Néanmoins, malgré ces avantages, il paraît que de nouvelles amertumes se glissèrent bientôt dans son commerce; les brouillards de la Tamise, d’autres disent des spéculations trop hasardeuses, vinrent fondre les fragiles marchandises du nouveau magasin et les mirent en déconfiture.
Talon plia bagage une seconde fois et quitta Londres pour aller à Aberdeen demander l’hospitalité aux montagnards écossais, auxquels en échange il proposa ses séduisantes sucreries.
Malheureusement, les Ecossais d’Aberdeen, fort différents des montagnards de la Dame Blanche, ne portent ni bas de soie ni souliers vernis, et font très peu d’usage des pâtes de jujube et des petits fours.
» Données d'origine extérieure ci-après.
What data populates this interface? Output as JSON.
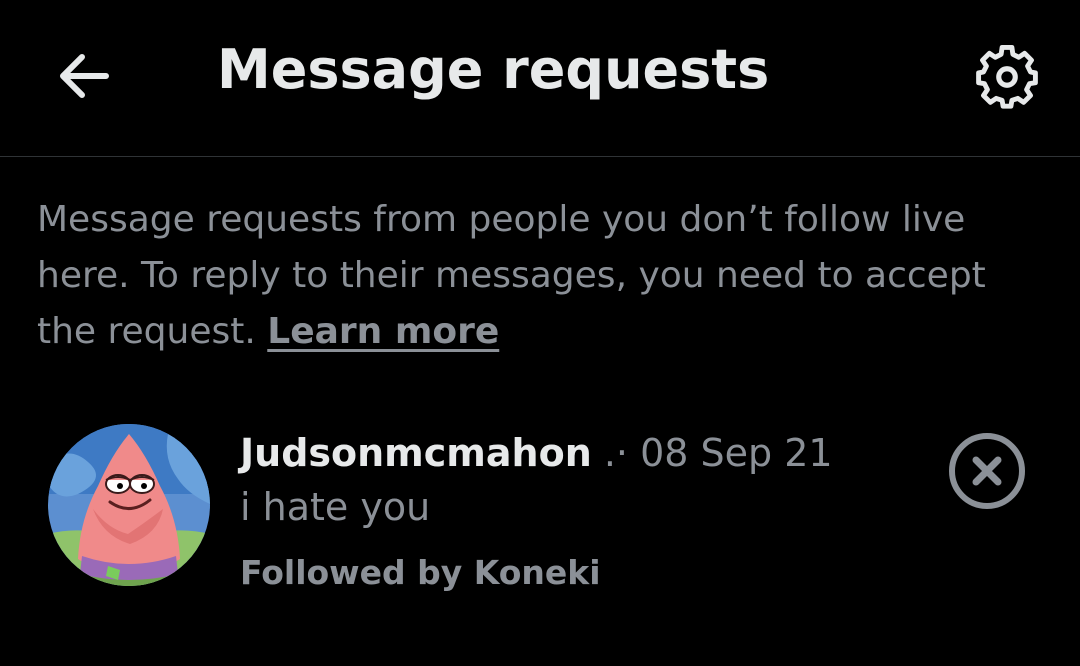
{
  "header": {
    "title": "Message requests",
    "back_icon": "arrow-left-icon",
    "settings_icon": "gear-icon"
  },
  "info": {
    "text": "Message requests from people you don’t follow live here. To reply to their messages, you need to accept the request. ",
    "link_label": "Learn more"
  },
  "requests": [
    {
      "name": "Judsonmcmahon",
      "separator": ".·",
      "date": "08 Sep 21",
      "message": "i hate you",
      "followed_by": "Followed by Koneki",
      "dismiss_icon": "close-circle-icon"
    }
  ],
  "colors": {
    "background": "#000000",
    "primary_text": "#e7e9ea",
    "secondary_text": "#8b9097",
    "divider": "#2f3336"
  }
}
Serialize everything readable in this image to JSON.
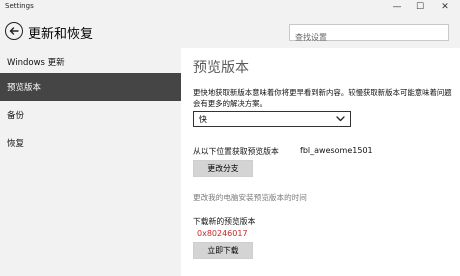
{
  "window": {
    "title": "Settings",
    "controls": {
      "minimize": "—",
      "maximize": "☐",
      "close": "✕"
    }
  },
  "header": {
    "title": "更新和恢复",
    "search_placeholder": "查找设置"
  },
  "sidebar": {
    "items": [
      {
        "label": "Windows 更新",
        "active": false
      },
      {
        "label": "预览版本",
        "active": true
      },
      {
        "label": "备份",
        "active": false
      },
      {
        "label": "恢复",
        "active": false
      }
    ]
  },
  "main": {
    "title": "预览版本",
    "description": "更快地获取新版本意味着你将更早看到新内容。较慢获取新版本可能意味着问题会有更多的解决方案。",
    "ring_dropdown": {
      "selected": "快"
    },
    "account": {
      "label": "从以下位置获取预览版本",
      "value": "fbl_awesome1501"
    },
    "change_branch_button": "更改分支",
    "change_time_link": "更改我的电脑安装预览版本的时间",
    "download": {
      "title": "下载新的预览版本",
      "error_code": "0x80246017",
      "retry_button": "立即下载"
    }
  },
  "colors": {
    "chrome_bg": "#f2f2f2",
    "active_nav_bg": "#454545",
    "error": "#c62828",
    "button_bg": "#d4d4d4"
  }
}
Aussi le nouvel établissement n’eût pas tardé à subir le sort des deux autres, si le génie inventif de Talon n’avait trouvé une issue à cette position précaire.
Le confiseur pensa avec raison que pour vendre une marchandise, il est bon qu’elle soit connue, et que, pour qu’elle soit connue, il faut s’occuper de la faire connaître.
Fort de ce judicieux raisonnement, Talon sut bien forcer les Aberdeenois à manger ses bonbons, après toutefois les leur avoir fait payer.
A cette époque, il y avait à Aberdeen une troupe de comédiens qui se trouvaient dans la position des sucreries de Talon: ces artistes étaient incompris et peu goûtés.
En vain le directeur avait-il monté une pantomime à grand renfort de changements à vue et de transformations; le public était resté sourd à ses appels réitérés.
Un beau jour, Talon se présente chez l’impresario écossais:
«Monsieur, lui dit-il sans autre préambule, je viens vous faire une proposition qui, si elle est acceptée, remplira votre salle, j’en ai la conviction.